Up The Ave

You. I know you. I know your walk, your clothes, your face. I know that you lived a floor below and some thought you were the most perfect person possible. You had a four-point-oh in every class because you studied all day- sometimes you studied too much. You hated your roommate, and so did we all because he lacked social skills and he was Mormon and would walk in peoples’ rooms when they were having sex- or were close to sex. But you weren’t there that year when he invaded three different moments of utmost privacy, moments when his neighbors were twisted into and around their loved ones with faces even more twisted in the blue-tinged darkness of ecstasy. He would stand in the doorway, dumbstruck, awkward as both his Mormon eyes, and those of the lovers, would explode from uncomfortable silences and mutterings stifled only by the darkness of the room. But you weren’t there. Now you are here, smoking your cigarette and walking towards me. You look through my translucently white Seattle skin and take a long drag at the death between your lips as you continue to saunter closer in your khaki pants and button-down shirt. You can’t smoke because some say you’re the most perfect person possible and you were accepted into a school better than ours after one year because you never had a grade under the highest possible. Looking through you in return, I know you’re not you because you would be in Oregon with your family right now, during the summer months, and not here in Washington. Looking through you, I know you don’t smoke. As you walk closer to me, and closer to death, your face transforms slowly, and you are less you and more someone else. I was mistaken, you are not you.

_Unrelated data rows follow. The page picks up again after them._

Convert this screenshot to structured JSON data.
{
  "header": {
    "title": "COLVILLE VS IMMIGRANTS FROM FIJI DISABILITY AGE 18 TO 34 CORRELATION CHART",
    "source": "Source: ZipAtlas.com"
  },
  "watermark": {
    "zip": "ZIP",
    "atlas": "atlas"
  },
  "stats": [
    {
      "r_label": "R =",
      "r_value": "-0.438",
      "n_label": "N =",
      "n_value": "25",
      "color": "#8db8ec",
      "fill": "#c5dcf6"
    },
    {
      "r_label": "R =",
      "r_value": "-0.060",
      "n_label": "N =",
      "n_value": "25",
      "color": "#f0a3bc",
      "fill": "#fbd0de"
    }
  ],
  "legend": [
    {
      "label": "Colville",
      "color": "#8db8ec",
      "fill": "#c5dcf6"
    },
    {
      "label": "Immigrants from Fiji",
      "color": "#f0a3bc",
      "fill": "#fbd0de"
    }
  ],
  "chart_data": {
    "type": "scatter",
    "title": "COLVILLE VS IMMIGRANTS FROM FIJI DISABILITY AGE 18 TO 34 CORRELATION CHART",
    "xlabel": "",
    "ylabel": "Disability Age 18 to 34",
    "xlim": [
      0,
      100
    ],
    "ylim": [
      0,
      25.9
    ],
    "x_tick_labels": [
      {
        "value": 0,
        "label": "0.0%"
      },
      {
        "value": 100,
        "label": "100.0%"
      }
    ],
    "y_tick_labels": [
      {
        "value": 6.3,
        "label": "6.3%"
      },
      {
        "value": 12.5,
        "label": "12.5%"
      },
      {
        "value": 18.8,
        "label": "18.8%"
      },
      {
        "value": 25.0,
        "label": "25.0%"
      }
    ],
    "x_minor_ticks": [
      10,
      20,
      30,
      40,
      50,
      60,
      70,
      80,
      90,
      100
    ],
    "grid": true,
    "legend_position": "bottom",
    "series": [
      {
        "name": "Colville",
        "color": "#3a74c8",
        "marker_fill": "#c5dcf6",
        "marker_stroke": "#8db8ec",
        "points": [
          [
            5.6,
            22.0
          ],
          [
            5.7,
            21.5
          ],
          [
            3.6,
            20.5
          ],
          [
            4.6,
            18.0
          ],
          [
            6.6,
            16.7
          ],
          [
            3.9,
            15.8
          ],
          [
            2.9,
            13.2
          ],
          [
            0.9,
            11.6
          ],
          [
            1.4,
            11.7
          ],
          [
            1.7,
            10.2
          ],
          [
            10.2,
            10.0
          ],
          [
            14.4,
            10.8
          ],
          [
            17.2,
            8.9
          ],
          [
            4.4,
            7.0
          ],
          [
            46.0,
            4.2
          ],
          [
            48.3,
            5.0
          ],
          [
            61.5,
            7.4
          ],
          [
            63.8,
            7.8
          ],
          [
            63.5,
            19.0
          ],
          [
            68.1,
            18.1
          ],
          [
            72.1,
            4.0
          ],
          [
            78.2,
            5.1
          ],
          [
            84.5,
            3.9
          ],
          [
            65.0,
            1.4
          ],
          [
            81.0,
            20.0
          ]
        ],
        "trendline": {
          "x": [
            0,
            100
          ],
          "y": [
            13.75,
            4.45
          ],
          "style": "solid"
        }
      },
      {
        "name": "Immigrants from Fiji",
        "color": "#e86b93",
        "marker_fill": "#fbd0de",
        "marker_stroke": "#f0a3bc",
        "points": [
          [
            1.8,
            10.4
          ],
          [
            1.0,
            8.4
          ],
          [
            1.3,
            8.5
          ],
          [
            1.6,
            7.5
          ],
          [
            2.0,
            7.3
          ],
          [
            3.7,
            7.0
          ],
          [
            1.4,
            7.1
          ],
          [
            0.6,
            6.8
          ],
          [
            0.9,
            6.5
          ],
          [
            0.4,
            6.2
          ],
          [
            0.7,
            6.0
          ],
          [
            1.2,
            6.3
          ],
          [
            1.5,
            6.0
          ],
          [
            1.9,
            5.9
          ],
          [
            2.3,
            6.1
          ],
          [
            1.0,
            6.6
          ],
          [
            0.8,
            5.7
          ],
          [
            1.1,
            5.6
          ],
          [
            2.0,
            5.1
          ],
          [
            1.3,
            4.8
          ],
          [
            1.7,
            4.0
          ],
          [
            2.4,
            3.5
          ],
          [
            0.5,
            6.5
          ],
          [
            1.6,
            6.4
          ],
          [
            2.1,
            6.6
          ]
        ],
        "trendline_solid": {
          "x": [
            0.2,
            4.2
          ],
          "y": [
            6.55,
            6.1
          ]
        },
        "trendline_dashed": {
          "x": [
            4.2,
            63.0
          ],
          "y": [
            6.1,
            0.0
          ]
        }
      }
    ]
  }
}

But, you I know. Yes you, in your brightly yellow shirt with the words “Jews for Jesus” stamped across them like some Hitlerian banner. I do know you, because you went to my work one still summer day and harassed me and my manager. You harassed us even though we’re not Jews and she’s for Jesus and I’m for something else that’s not Jesus, but is spiritual like Jesus and Buddha and Zeus. You harassed us because we work for an organization for Jewish college students. All of the Jews were gone so you annoyed us instead. You wouldn’t leave, so we threatened to call the police. Then you left. Instead of through you, I look at you, with the hatred I try to reserve for bad cookie recipes and other not-important-in-the-grand-scheme-of-life things. You do not deserve to be looked through, but at. Sadly, you don’t notice because you’re too intent on the old Christian woman who believes what you do is good. I know you, and you are not a Jew for Jesus because such a thing can’t be.

You I don’t know- but I want to. You’re crazy and funny and you don’t like Bush. I am your kindred spirit, flying in a sea of muck and media. But you wave your sign on a college street- a street where fat white men with boats don’t spit on you and yell that you are a rapist because you don’t want innocent people being killed. Maybe you went to the big protests downtown where so many people filling the streets- filling the streets like a custard donut- made it safe for you. But you weren’t there with the small and brave assemblage of aging Hippies rolling a black coffin through the media-inspired hatred and hostility. You weren’t there when they rolled along without anger. I was with those Hippies, but I was not one of them because I yelled back at that man who forced his angry opinions on us like that of a rapist forcing his angry body on a victim. I was so enraged because I knew what being close to rape is like, and he only knew what raping was like. I give you one thumb up. But I do not look through you, or at you, but past you. I have decided I don’t want to know you any longer.

But I’m not sure about you. It’s unnerving having you walk so close behind me while I’m carrying my newly printed copy of The Stranger which protects my two preciously new David Sedaris books from the fresh droplets of gray. It’s even more unnerving having you mutter “Have a happy Friday” with a voice that sounds as nervous as you walk over and over again. How can nervousness spread from every inch of you to me? How can it make you convulse and contract in the manner of a caterpillar? You suddenly walk jarringly quick past me with twitches and jerks and yell to the man getting in his car about a “’68 for sale”. The college boy walking towards us is confused. The man getting in his car is confused. I am concerned. But I’m also not concerned. I’m something else as I secretly watch you, intrigued by how much your body and your voice twitch to the same rhythm. Then you dash across the street towards the beautiful shining Frat bar with its antique brown mirror windows and I think I want to know you.